Rahm, second in the Spanish Open, also adds points, in his case 15,036, which means he rises two positions to thirteenth before playing the Alfred Dunhill, in Saint Andrews (Scotland).
The top five spots in the world rankings remain intact with American Scottie Scheffler in first place, followed by his compatriot Xander Schauffele, Northern Ireland’s Rory McIlroy, American Collin Morikawa and Swede Ludvig Aberg.
The impetus for the creation of the Official World Golf Rankings came from the tournament committee of the Royal and Ancient Golf Club of St Andrews, which in the 1980s realised that its system of sending out invitations to the British Open by analysing each tour individually was leading to the exclusion of more and more top players because they were splitting their commitments across multiple tours, and from the influential sports manager Mark McCormack, who became the first chairman of the international committee that oversees the creation of the rankings. The system used to develop the rankings was based on that of McCormack’s World Golf Rankings, which had previously been published in his World of Professional Golf Annual from 1968 to 1985, which was an unofficial ranking and was not used for other purposes such as selecting players to be invited to tournaments.
The first rankings were published prior to the 1986 edition of The Masters. The top six players were: Bernhard Langer, Severiano Ballesteros, Sandy Lyle, Tom Watson, Mark O’Meara and Greg Norman. The top three were European players, but thirty-one of the top fifty were American.

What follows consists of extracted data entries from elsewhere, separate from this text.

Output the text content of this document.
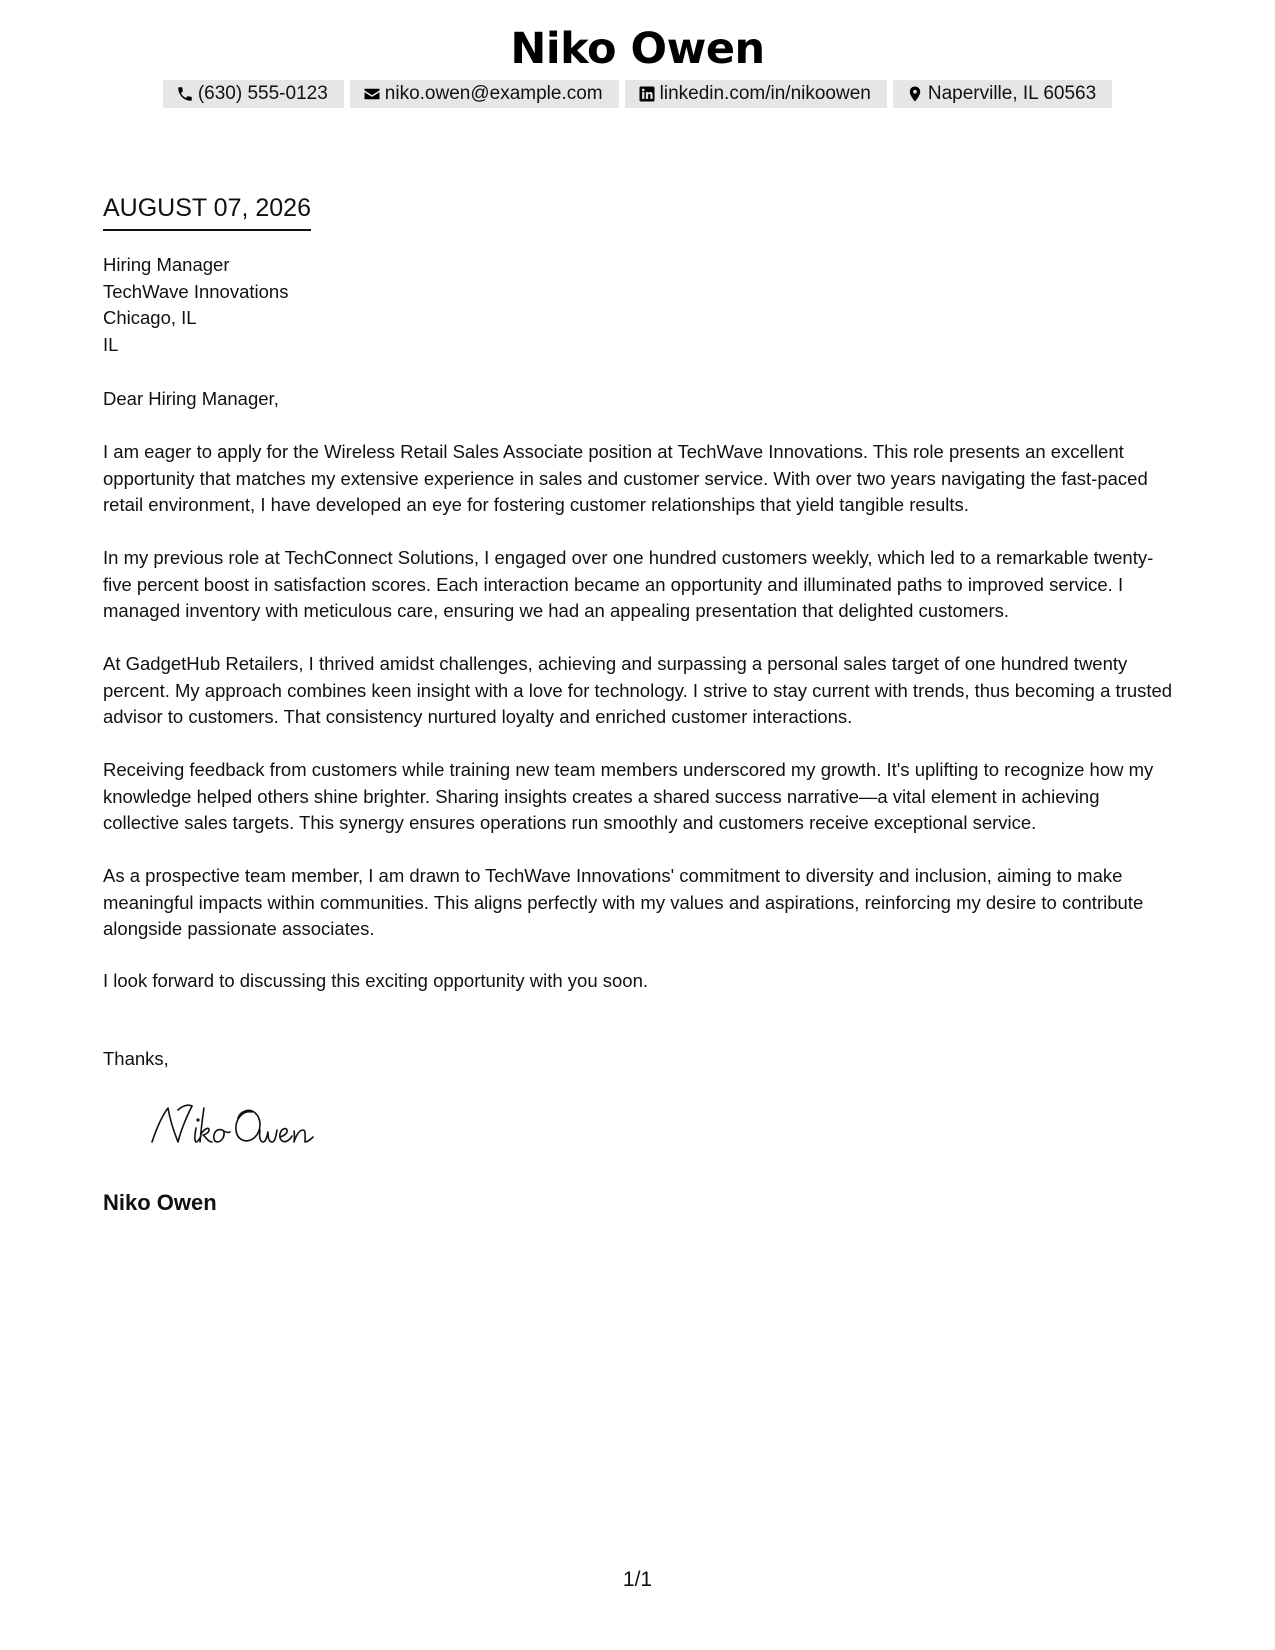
Niko Owen
(630) 555-0123	niko.owen@example.com	linkedin.com/in/nikoowen	Naperville, IL 60563
AUGUST 07, 2026
Hiring Manager
TechWave Innovations
Chicago, IL
IL

Dear Hiring Manager,

I am eager to apply for the Wireless Retail Sales Associate position at TechWave Innovations. This role presents an excellent opportunity that matches my extensive experience in sales and customer service. With over two years navigating the fast-paced retail environment, I have developed an eye for fostering customer relationships that yield tangible results.

In my previous role at TechConnect Solutions, I engaged over one hundred customers weekly, which led to a remarkable twenty-five percent boost in satisfaction scores. Each interaction became an opportunity and illuminated paths to improved service. I managed inventory with meticulous care, ensuring we had an appealing presentation that delighted customers.

At GadgetHub Retailers, I thrived amidst challenges, achieving and surpassing a personal sales target of one hundred twenty percent. My approach combines keen insight with a love for technology. I strive to stay current with trends, thus becoming a trusted advisor to customers. That consistency nurtured loyalty and enriched customer interactions.

Receiving feedback from customers while training new team members underscored my growth. It's uplifting to recognize how my knowledge helped others shine brighter. Sharing insights creates a shared success narrative—a vital element in achieving collective sales targets. This synergy ensures operations run smoothly and customers receive exceptional service.

As a prospective team member, I am drawn to TechWave Innovations' commitment to diversity and inclusion, aiming to make meaningful impacts within communities. This aligns perfectly with my values and aspirations, reinforcing my desire to contribute alongside passionate associates.

I look forward to discussing this exciting opportunity with you soon.

Thanks,

Niko Owen
1/1
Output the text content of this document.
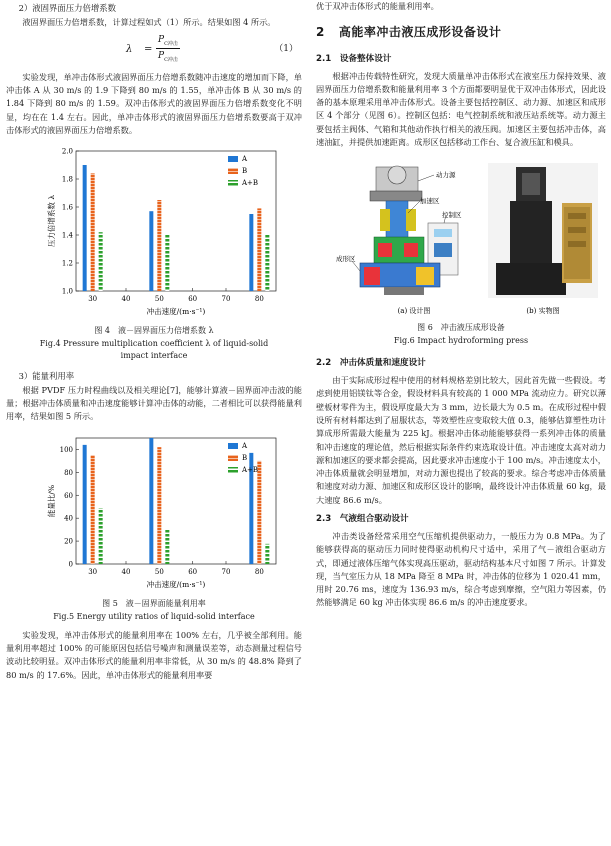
2）液固界面压力倍增系数

液固界面压力倍增系数，计算过程如式（1）所示。结果如图 4 所示。

λ =
$P_{C冲击}$
$P_{C冲击}$
（1）

实验发现，单冲击体形式液固界面压力倍增系数随冲击速度的增加而下降，单冲击体 A 从 30 m/s 的 1.9 下降到 80 m/s 的 1.55，单冲击体 B 从 30 m/s 的 1.84 下降到 80 m/s 的 1.59。双冲击体形式的液固界面压力倍增系数变化不明显，均在在 1.4 左右。因此，单冲击体形式的液固界面压力倍增系数要高于双冲击体形式的液固界面压力倍增系数。

1.0
1.2
1.4
1.6
1.8
2.0
30	40	50	60	70	80
A
B
A+B
冲击速度/(m·s⁻¹)
压力倍增系数 λ
图 4　液－固界面压力倍增系数 λ
Fig.4 Pressure multiplication coefficient λ of liquid-solid impact interface

3）能量利用率

根据 PVDF 压力时程曲线以及相关理论[7]，能够计算液－固界面冲击波的能量；根据冲击体质量和冲击速度能够计算冲击体的动能，二者相比可以获得能量利用率，结果如图 5 所示。

0
20
40
60
80
100
30	40	50	60	70	80
A
B
A+B
冲击速度/(m·s⁻¹)
能量比/%
图 5　液－固界面能量利用率
Fig.5 Energy utility ratios of liquid-solid interface

实验发现，单冲击体形式的能量利用率在 100% 左右，几乎被全部利用。能量利用率超过 100% 的可能原因包括信号噪声和测量误差等，动态测量过程信号波动比较明显。双冲击体形式的能量利用率非常低，从 30 m/s 的 48.8% 降到了 80 m/s 的 17.6%。因此，单冲击体形式的能量利用率要

优于双冲击体形式的能量利用率。

2 高能率冲击液压成形设备设计
2.1　设备整体设计

根据冲击传载特性研究，发现大质量单冲击体形式在液室压力保持效果、液固界面压力倍增系数和能量利用率 3 个方面都要明显优于双冲击体形式，因此设备的基本原理采用单冲击体形式。设备主要包括控制区、动力源、加速区和成形区 4 个部分（见图 6）。控制区包括：电气控制系统和液压站系统等。动力源主要包括主阀体、气箱和其他动作执行相关的液压阀。加速区主要包括冲击体，高速油缸，并提供加速距离。成形区包括移动工作台、复合液压缸和模具。

动力源
加速区
控制区
成形区
(a) 设计图	(b) 实物图
图 6　冲击液压成形设备
Fig.6 Impact hydroforming press
2.2　冲击体质量和速度设计

由于实际成形过程中使用的材料规格差别比较大，因此首先做一些假设。考虑到使用铝镁钛等合金，假设材料具有较高的 1 000 MPa 流动应力。研究以薄壁板材零件为主，假设厚度最大为 3 mm，边长最大为 0.5 m。在成形过程中假设所有材料都达到了屈服状态，等效塑性应变取较大值 0.3，能够估算塑性功计算成形所需最大能量为 225 kJ。根据冲击体动能能够获得一系列冲击体的质量和冲击速度的理论值，然后根据实际条件约束选取设计值。冲击速度太高对动力源和加速区的要求都会提高，因此要求冲击速度小于 100 m/s。冲击速度太小，冲击体质量就会明显增加，对动力源也提出了较高的要求。综合考虑冲击体质量和速度对动力源、加速区和成形区设计的影响，最终设计冲击体质量 60 kg，最大速度 86.6 m/s。

2.3　气液组合驱动设计

冲击类设备经常采用空气压缩机提供驱动力，一般压力为 0.8 MPa。为了能够获得高的驱动压力同时使得驱动机构尺寸适中，采用了气－液组合驱动方式，即通过液体压缩气体实现高压驱动，驱动结构基本尺寸如图 7 所示。计算发现，当气室压力从 18 MPa 降至 8 MPa 时，冲击体的位移为 1 020.41 mm，用时 20.76 ms，速度为 136.93 m/s，综合考虑到摩擦，空气阻力等因素，仍然能够满足 60 kg 冲击体实现 86.6 m/s 的冲击速度要求。
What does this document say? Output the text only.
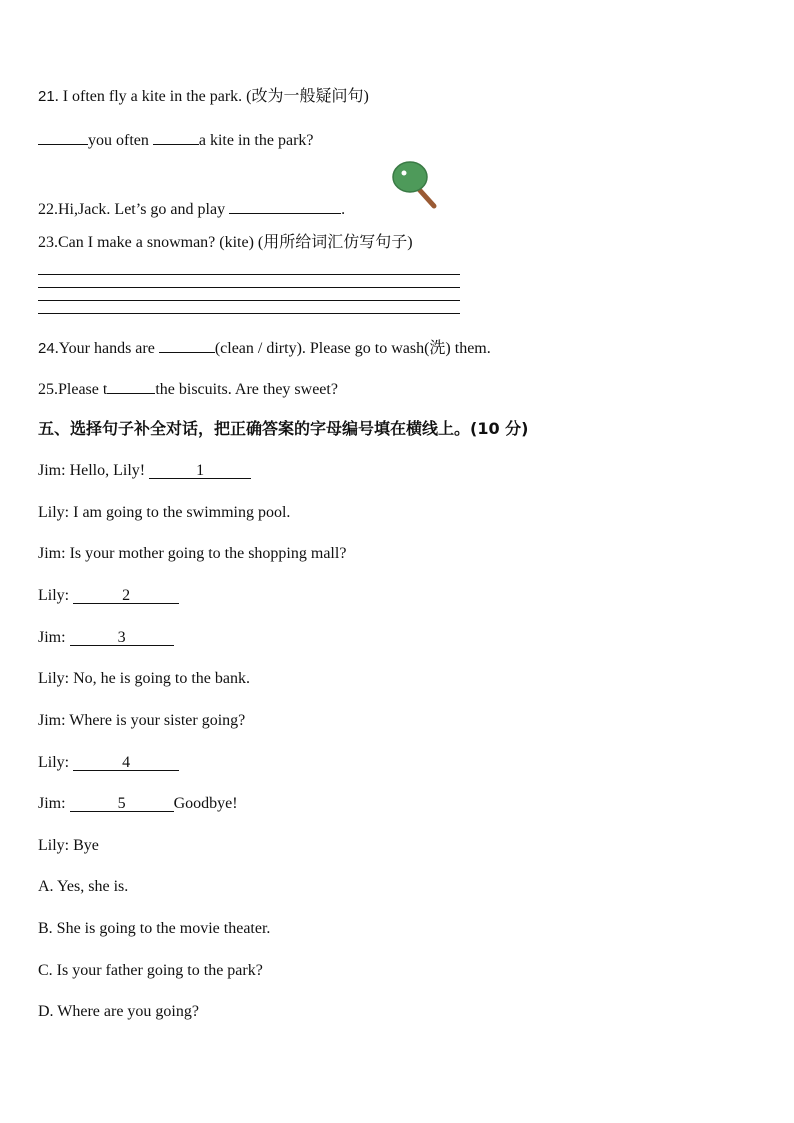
21. I often fly a kite in the park. (改为一般疑问句)
you often	a kite in the park?
22.Hi,Jack. Let’s go and play	.
23.Can I make a snowman? (kite) (用所给词汇仿写句子)
24.Your hands are	(clean / dirty). Please go to wash(洗) them.
25.Please t	the biscuits. Are they sweet?
五、选择句子补全对话，把正确答案的字母编号填在横线上。(10 分)
Jim: Hello, Lily!	1
Lily: I am going to the swimming pool.
Jim: Is your mother going to the shopping mall?
Lily:	2
Jim:	3
Lily: No, he is going to the bank.
Jim: Where is your sister going?
Lily:	4
Jim:	5	Goodbye!
Lily: Bye
A. Yes, she is.
B. She is going to the movie theater.
C. Is your father going to the park?
D. Where are you going?
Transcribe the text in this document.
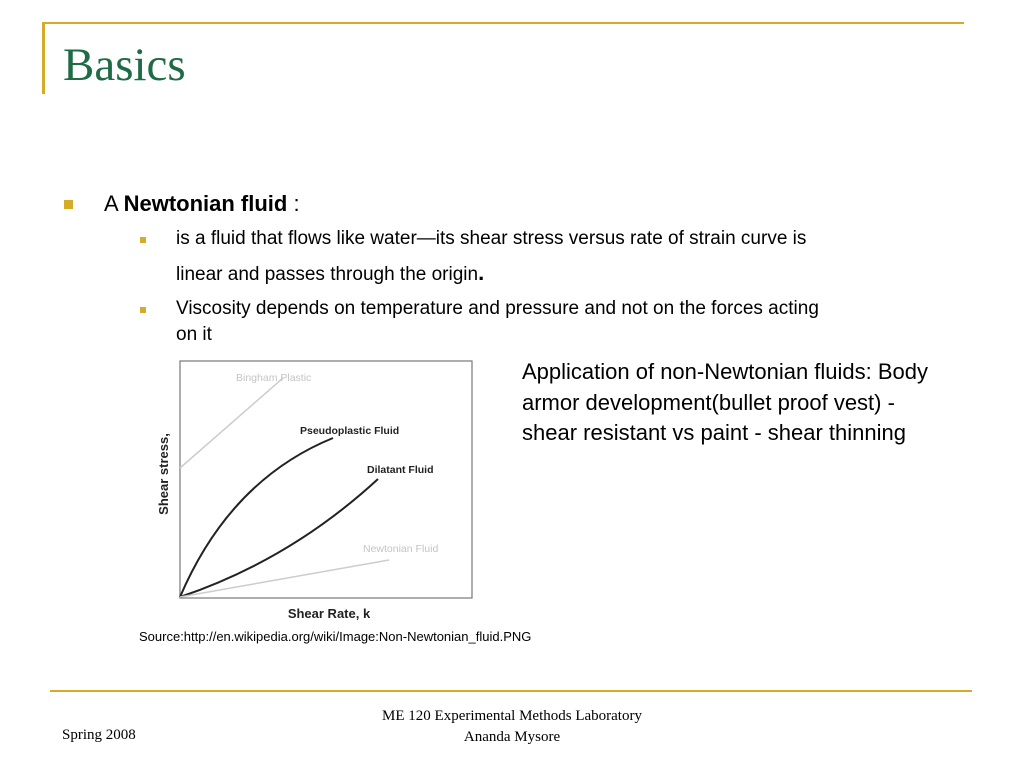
Basics
A Newtonian fluid :
is a fluid that flows like water—its shear stress versus rate of strain curve is
linear and passes through the origin.
Viscosity depends on temperature and pressure and not on the forces acting
on it
Bingham Plastic
Pseudoplastic Fluid
Dilatant Fluid
Newtonian Fluid
Shear Rate, k
Shear stress,
Application of non-Newtonian fluids: Body armor development(bullet proof vest) - shear resistant vs paint - shear thinning
Source:http://en.wikipedia.org/wiki/Image:Non-Newtonian_fluid.PNG
Spring 2008
ME 120 Experimental Methods Laboratory
Ananda Mysore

Over the years, the ranking method has changed a lot. Initially, the ranking was calculated over a three-year period, with the current year’s score multiplied by four, the previous year’s score multiplied by two and the two-year score left unchanged. The ranking was drawn up with the total score and the total points rounded to the nearest whole number. All tournaments recognized by the professional tours and some of the invitational tournaments were classified into categories, ranging from “major tournaments” (where the winner received 50 points) to “other tournaments” (where the winner received a minimum of 8 points). In each tournament, the other ranked players also received points proportionally to their placement, starting with the second-placed player who received 60% of the points due to the winner.